Net sales will be up substantially in 2011, as long-term mutual fund net flows will approach $240 billion compared to approximately $70 billion in 2011. At the broad objective level --
  • - While we do not anticipate 2012 will see a return to positive net sales for domestic equity mutual funds, we do anticipate that the outflows will stem compared to the last four years;

  • - Non-US equity will continue its strong run of flows, capturing about $70 billion of net inflows;

  • - Fixed-income product flows will be highly positive once again, with net inflows in 2012 only slightly lower than 2011 results.


9. Social Media:

A growing number of investment firms will come to realize the need to communicate through whatever medium their clients prefer – including enhanced Websites, on-demand video, audio, Twitter, LinkedIn and Facebook. As more firms provide the basics, expectations for the impact of one’s social media efforts will become more realistic (i.e. a standard business requirement versus a determinant of success). Firms will also come to realize that the resources required to keep the social media pipelines filled with quality content are significant. Despite the hype to the contrary, social media will prove its inability to overcome poor messaging and underperformance.

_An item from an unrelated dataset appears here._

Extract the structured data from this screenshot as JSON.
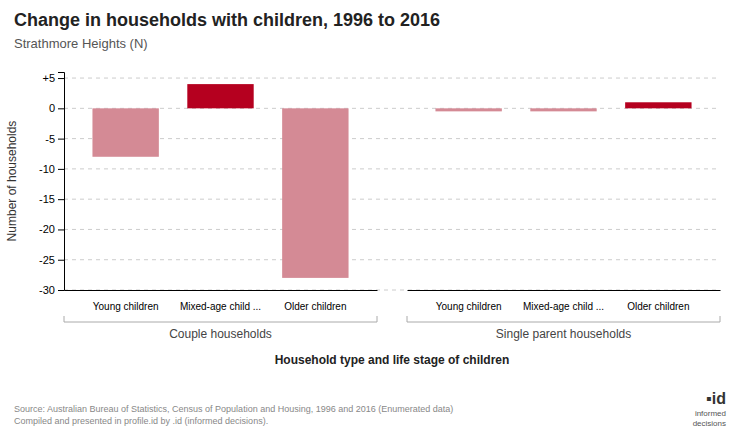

10. Alternative Investments:

Total assets in alternatives (in ’40 Act structures) will reach $400 billion by year-end 2012 with $55 billion in net sales. Asset will be evenly split between asset classes (e.g. precious metals) and investment strategies (e.g. market neutral). However, passive managers will extend their lead over their actively managed counterparts with market share of assets moving to 57%. Alternatives will continue to be dominated by managers with recognized expertise in their discipline (currently the top 2 managers in each category combine for an average 60% share of assets). Product development will increase, but many firms will be disappointed to find long queues already in place at the research groups at their distribution partners.

11. VA Trends:

Sales in 2012 will exceed $165 billion, despite cost increases across the board of 4% – 6%. While sales will continue to be dominated by the independent channel, acceptance of VA’s in the wirehouse channel will finally gain some traction, as rank and file producers and their clients jump on the guaranteed income bandwagon resulting in a 20% increase in market share of total sales. RIA’s will continue to shun VA’s since the vast majority still struggles to justify cost. Living benefits will continue to be the driving force in VA sales even though the guaranteed rates associated with them continued to be scaled back. What was once a 7% guarantee a few years ago may be reduced to 5.5% or less by the end of 2012. Another impact of increased scrutiny and management of hedging strategies will result in additional limitations placed on investment options when a living benefit is selected. In spite of these trends, the percentage of VA contracts sold with a living benefit will continue to increase and reach 95% in 2012.

12. Bonus Predictions

  • College Football - Alabama over LSU in a tight defensive contest
  • NFL – Super Bowl XLVI will feature an offensive shootout between Green Bay Packers and New England Patriots (70 points and 1000 yards of offense at a minimum)
  • College Basketball - a Final Four consisting of Syracuse, North Carolina, Duke, and Kentucky (Marquette will make a valiant run to the Final Eight);
  • NHL - Boston Bruins defend their Stanley Cup championship by beating the Detroit Red Wings in the finals;
  • NBA - Miami Heat (as much as it will pain all of us non Miami Heat fans); and
  • MLB - Baltimore Orioles win 82 games for the first time in 14 years; Boston Red Sox avoid beer and fried chicken in the clubhouse in 2012 and win the AL East.